That's really interesting, especially that part about using them as the fodder goat for predators. That's kind of why I thought it wasn't very nice to begin with because the disadvantage, but I actually think it's kind of neat they have a place. Yet, also different than breeding them for that specific abnormality.

They are more muscular than other goats of the same size, but I can't yet confirm if there is a study. Still looking.

http://www.myotonicgoatregistry.net/MGRbreeddescription/MGRBreeddescription.html << This was really informative about the specifics, but I'm more interested in the things people have to say about them.


----------



## gardenbhean (Mar 16, 2013)

@Springbett Farm That's neat to hear. It sure would make it easier to shave them. With their docility they sound absolutely charming! 
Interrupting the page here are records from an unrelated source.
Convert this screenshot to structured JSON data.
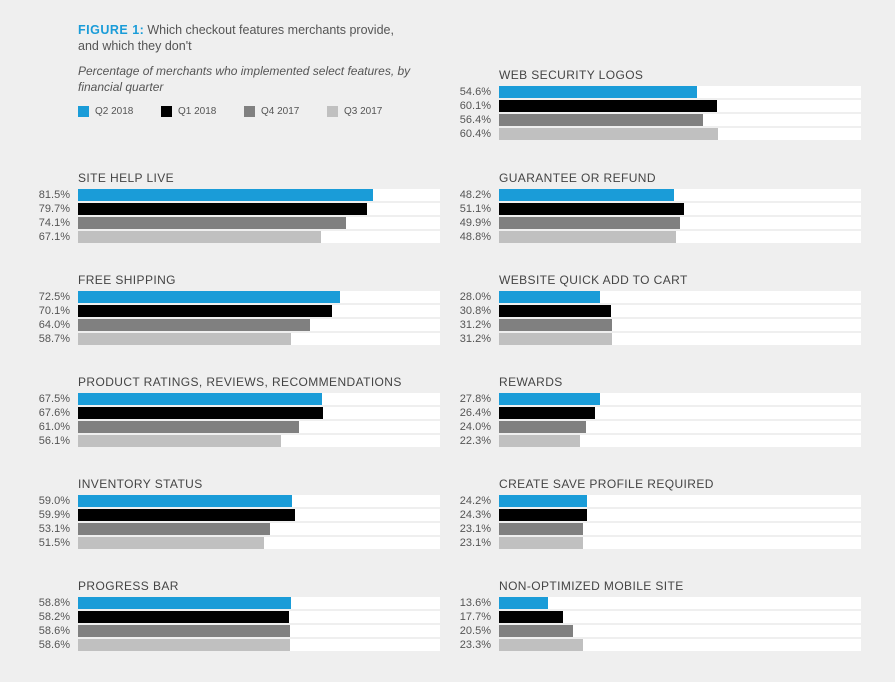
{
  "header": {
    "figure_label": "FIGURE 1:",
    "title": "Which checkout features merchants provide, and which they don't",
    "subtitle": "Percentage of merchants who implemented select features, by financial quarter"
  },
  "colors": {
    "Q2 2018": "#1a9cd8",
    "Q1 2018": "#000000",
    "Q4 2017": "#808080",
    "Q3 2017": "#c0c0c0"
  },
  "legend": [
    {
      "label": "Q2 2018",
      "color": "#1a9cd8"
    },
    {
      "label": "Q1 2018",
      "color": "#000000"
    },
    {
      "label": "Q4 2017",
      "color": "#808080"
    },
    {
      "label": "Q3 2017",
      "color": "#c0c0c0"
    }
  ],
  "chart_data": [
    {
      "type": "bar",
      "orientation": "horizontal",
      "title": "WEB SECURITY LOGOS",
      "xlim": [
        0,
        100
      ],
      "categories": [
        "Q2 2018",
        "Q1 2018",
        "Q4 2017",
        "Q3 2017"
      ],
      "values": [
        54.6,
        60.1,
        56.4,
        60.4
      ],
      "labels": [
        "54.6%",
        "60.1%",
        "56.4%",
        "60.4%"
      ]
    },
    {
      "type": "bar",
      "orientation": "horizontal",
      "title": "SITE HELP LIVE",
      "xlim": [
        0,
        100
      ],
      "categories": [
        "Q2 2018",
        "Q1 2018",
        "Q4 2017",
        "Q3 2017"
      ],
      "values": [
        81.5,
        79.7,
        74.1,
        67.1
      ],
      "labels": [
        "81.5%",
        "79.7%",
        "74.1%",
        "67.1%"
      ]
    },
    {
      "type": "bar",
      "orientation": "horizontal",
      "title": "GUARANTEE OR REFUND",
      "xlim": [
        0,
        100
      ],
      "categories": [
        "Q2 2018",
        "Q1 2018",
        "Q4 2017",
        "Q3 2017"
      ],
      "values": [
        48.2,
        51.1,
        49.9,
        48.8
      ],
      "labels": [
        "48.2%",
        "51.1%",
        "49.9%",
        "48.8%"
      ]
    },
    {
      "type": "bar",
      "orientation": "horizontal",
      "title": "FREE SHIPPING",
      "xlim": [
        0,
        100
      ],
      "categories": [
        "Q2 2018",
        "Q1 2018",
        "Q4 2017",
        "Q3 2017"
      ],
      "values": [
        72.5,
        70.1,
        64.0,
        58.7
      ],
      "labels": [
        "72.5%",
        "70.1%",
        "64.0%",
        "58.7%"
      ]
    },
    {
      "type": "bar",
      "orientation": "horizontal",
      "title": "WEBSITE QUICK ADD TO CART",
      "xlim": [
        0,
        100
      ],
      "categories": [
        "Q2 2018",
        "Q1 2018",
        "Q4 2017",
        "Q3 2017"
      ],
      "values": [
        28.0,
        30.8,
        31.2,
        31.2
      ],
      "labels": [
        "28.0%",
        "30.8%",
        "31.2%",
        "31.2%"
      ]
    },
    {
      "type": "bar",
      "orientation": "horizontal",
      "title": "PRODUCT RATINGS, REVIEWS, RECOMMENDATIONS",
      "xlim": [
        0,
        100
      ],
      "categories": [
        "Q2 2018",
        "Q1 2018",
        "Q4 2017",
        "Q3 2017"
      ],
      "values": [
        67.5,
        67.6,
        61.0,
        56.1
      ],
      "labels": [
        "67.5%",
        "67.6%",
        "61.0%",
        "56.1%"
      ]
    },
    {
      "type": "bar",
      "orientation": "horizontal",
      "title": "REWARDS",
      "xlim": [
        0,
        100
      ],
      "categories": [
        "Q2 2018",
        "Q1 2018",
        "Q4 2017",
        "Q3 2017"
      ],
      "values": [
        27.8,
        26.4,
        24.0,
        22.3
      ],
      "labels": [
        "27.8%",
        "26.4%",
        "24.0%",
        "22.3%"
      ]
    },
    {
      "type": "bar",
      "orientation": "horizontal",
      "title": "INVENTORY STATUS",
      "xlim": [
        0,
        100
      ],
      "categories": [
        "Q2 2018",
        "Q1 2018",
        "Q4 2017",
        "Q3 2017"
      ],
      "values": [
        59.0,
        59.9,
        53.1,
        51.5
      ],
      "labels": [
        "59.0%",
        "59.9%",
        "53.1%",
        "51.5%"
      ]
    },
    {
      "type": "bar",
      "orientation": "horizontal",
      "title": "CREATE SAVE PROFILE REQUIRED",
      "xlim": [
        0,
        100
      ],
      "categories": [
        "Q2 2018",
        "Q1 2018",
        "Q4 2017",
        "Q3 2017"
      ],
      "values": [
        24.2,
        24.3,
        23.1,
        23.1
      ],
      "labels": [
        "24.2%",
        "24.3%",
        "23.1%",
        "23.1%"
      ]
    },
    {
      "type": "bar",
      "orientation": "horizontal",
      "title": "PROGRESS BAR",
      "xlim": [
        0,
        100
      ],
      "categories": [
        "Q2 2018",
        "Q1 2018",
        "Q4 2017",
        "Q3 2017"
      ],
      "values": [
        58.8,
        58.2,
        58.6,
        58.6
      ],
      "labels": [
        "58.8%",
        "58.2%",
        "58.6%",
        "58.6%"
      ]
    },
    {
      "type": "bar",
      "orientation": "horizontal",
      "title": "NON-OPTIMIZED MOBILE SITE",
      "xlim": [
        0,
        100
      ],
      "categories": [
        "Q2 2018",
        "Q1 2018",
        "Q4 2017",
        "Q3 2017"
      ],
      "values": [
        13.6,
        17.7,
        20.5,
        23.3
      ],
      "labels": [
        "13.6%",
        "17.7%",
        "20.5%",
        "23.3%"
      ]
    }
  ]
}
True, I feel like most goats would be in a pretty safe environment where they wouldn't be fainting all the time.


----------



## ontheroadagain (Dec 4, 2021)

Breeding goats to have this debilitating defect is cruel and the epitome of human heartlessness. Definitely not funny or cute. How would you like to have a seizure every time you were startled? Goats' nature is playful. But that isn't possible for those with this defect as they seize at the slightest stimulation.i dont understand why breeding an animal to perpetuate epilepsy in them isn't illegal??? If anyone knows of an organization working on a ban of breeding for that specific trait or selling goats advertised as having it, let me know who they are and I will happily contribute.


----------



## Calistar (Jan 16, 2017)

Did you really join just so you could resurrect an 8 year old thread? 😂


----------



## ksalvagno (Oct 6, 2009)

Thread officially closed.


----------